At the other extreme of course are insurance companies, whom I'm certain are investing a decent portion of the incoming funds for which they provide no functional or measurable service into fantastical weather-defeating technology. It's that or face the prospect of having to disburse a single dime to the people they cover, which is of course anathema to the business model, summed up in the three-word phrase: let's be ghouls.

Somewhere in the middle are regular people, the "nobody" of the first word of the first paragraph. We didn't really know what to expect when news people started using "hurricane" and "California" in the same sentence. At first, your brain automatically fills in "Baja" before "California" in such a construction, because any other usage just feels like jabberwock nonsense. It's like ordering pork chops at a bakery. "No no, darling, I'm sorry," you're tempted to say, with as little condescension as you can manage, "here we only do earthquake."

Even weirder when you're not only doing the new thing, you're doing both at the same time. As eschatological as it all sounds, it turns out I live too far south of Ojai to have felt the earthquake and too far west of Cathedral City to have gotten sandbagged by the hurricane. What we got here in the squishy inland middle was less wind than your standard session of Santa Anas. The rain of course was novel, but all rain in SoCal is novel, less so in this past year of unusual conditions, whatever you call the opposite of "drought."

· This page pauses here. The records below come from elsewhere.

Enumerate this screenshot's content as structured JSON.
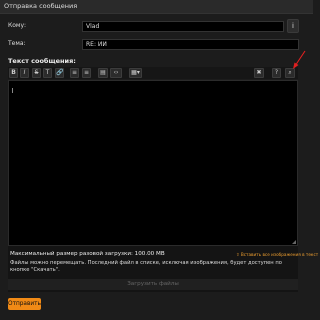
{
  "window": {
    "title": "Отправка сообщения"
  },
  "form": {
    "to_label": "Кому:",
    "to_value": "Vlad",
    "info_icon": "i",
    "subject_label": "Тема:",
    "subject_value": "RE: ИИ",
    "message_label": "Текст сообщения:"
  },
  "toolbar": {
    "left_buttons": [
      "B",
      "I",
      "S",
      "T",
      "🔗",
      "≡",
      "≡",
      "▤",
      "‹›",
      "▦▾"
    ],
    "right_buttons": [
      "✖",
      "?",
      "⌕"
    ]
  },
  "upload": {
    "max_size": "Максимальный размер разовой загрузки: 100.00 MB",
    "insert_all": "⇧ Вставить все изображения в текст",
    "description": "Файлы можно перемещать. Последний файл в списке, исключая изображения, будет доступен по кнопке \"Скачать\".",
    "upload_button": "Загрузить файлы"
  },
  "actions": {
    "send_label": "Отправить"
  },
  "colors": {
    "accent": "#f08a16",
    "annotation": "#e02020"
  }
}
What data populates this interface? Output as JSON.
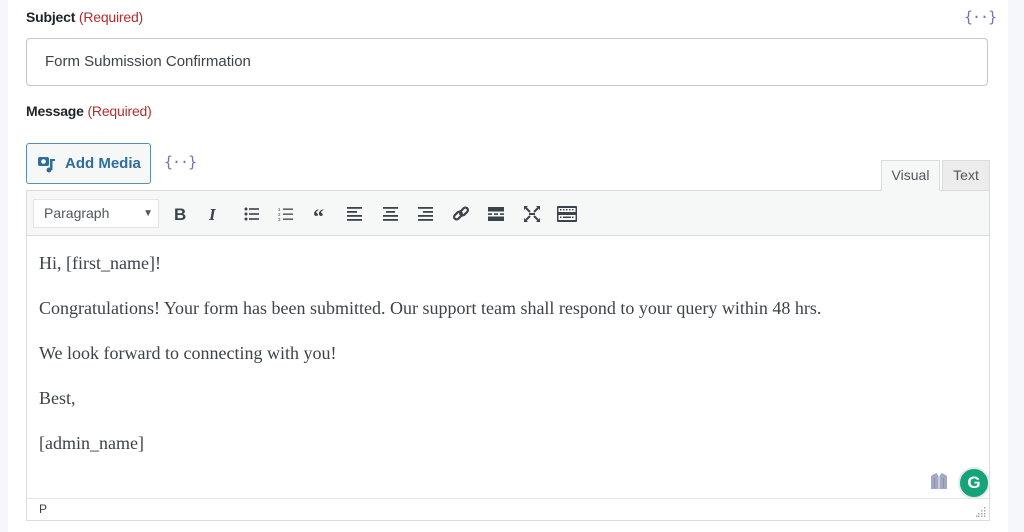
{
  "subject": {
    "label": "Subject",
    "required": "(Required)",
    "value": "Form Submission Confirmation",
    "merge_tag_icon": "{··}"
  },
  "message": {
    "label": "Message",
    "required": "(Required)",
    "add_media_label": "Add Media",
    "merge_tag_icon": "{··}",
    "tabs": [
      {
        "label": "Visual",
        "active": true
      },
      {
        "label": "Text",
        "active": false
      }
    ],
    "toolbar": {
      "format_select": "Paragraph",
      "buttons": [
        "bold",
        "italic",
        "bulleted-list",
        "numbered-list",
        "blockquote",
        "align-left",
        "align-center",
        "align-right",
        "insert-link",
        "read-more",
        "fullscreen",
        "toolbar-toggle"
      ]
    },
    "body": [
      "Hi, [first_name]!",
      "Congratulations! Your form has been submitted. Our support team shall respond to your query within 48 hrs.",
      "We look forward to connecting with you!",
      "Best,",
      "[admin_name]"
    ],
    "status_path": "P",
    "grammarly_letter": "G"
  },
  "colors": {
    "required": "#b32d2e",
    "accent": "#2f6e99",
    "grammarly": "#15a379"
  }
}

So did we wish for a hurricane? No, of course not, a hurricane is inconvenient as hell, like car trouble or your sick older parents. There's never a good time for one. We had to have some communities up in the mountains evacuate because the exit routes were limited in case shit went south, or in the case of water-sodden slopes giving way in mudslides, down. Imagine spending the money to live in Arrowhead or Wrightwood or wherever, where you're ready for the occasional inferno or beetle blight or whatever, but tropical storm? Fuck all the way off. You'd almost dare it to try, just for the experience.

Down here on the flatlands, it rained. On and off, pretty steady, for a few hours less than they said on either end (started later, ended earlier). City maintenance workers had stripped the asphalt layer off the top of part of the main street out here before the water came, so that got messy and pocky as some parts dissolved into instant potholes of impressive scope, but that was about as close to actual destruction as we got, some above-average testing of your car's suspension.

In the meantime... was it all bad, on balance? Some extra water from the sky runs up the score in a deep-breath year amid inevitable periods of aridity and want, gone and to come. And it pushes off a fire season fueled by a growth explosion of underbrush in the inaccessible chaparral, if only for a few extra weeks. I guess what I'm saying is: don't worry about us so much, we seem to have done OK. Keep sending money and aid to Lahaina if you want to stress about hurricane by-products. Out here, as everywhere, the best kind of danger is the one that never comes to pass. And "consequence" isn't always a swear word. A year ago we were ready to go to war with Nevada and Arizona over water and now we're all practically swimming in it.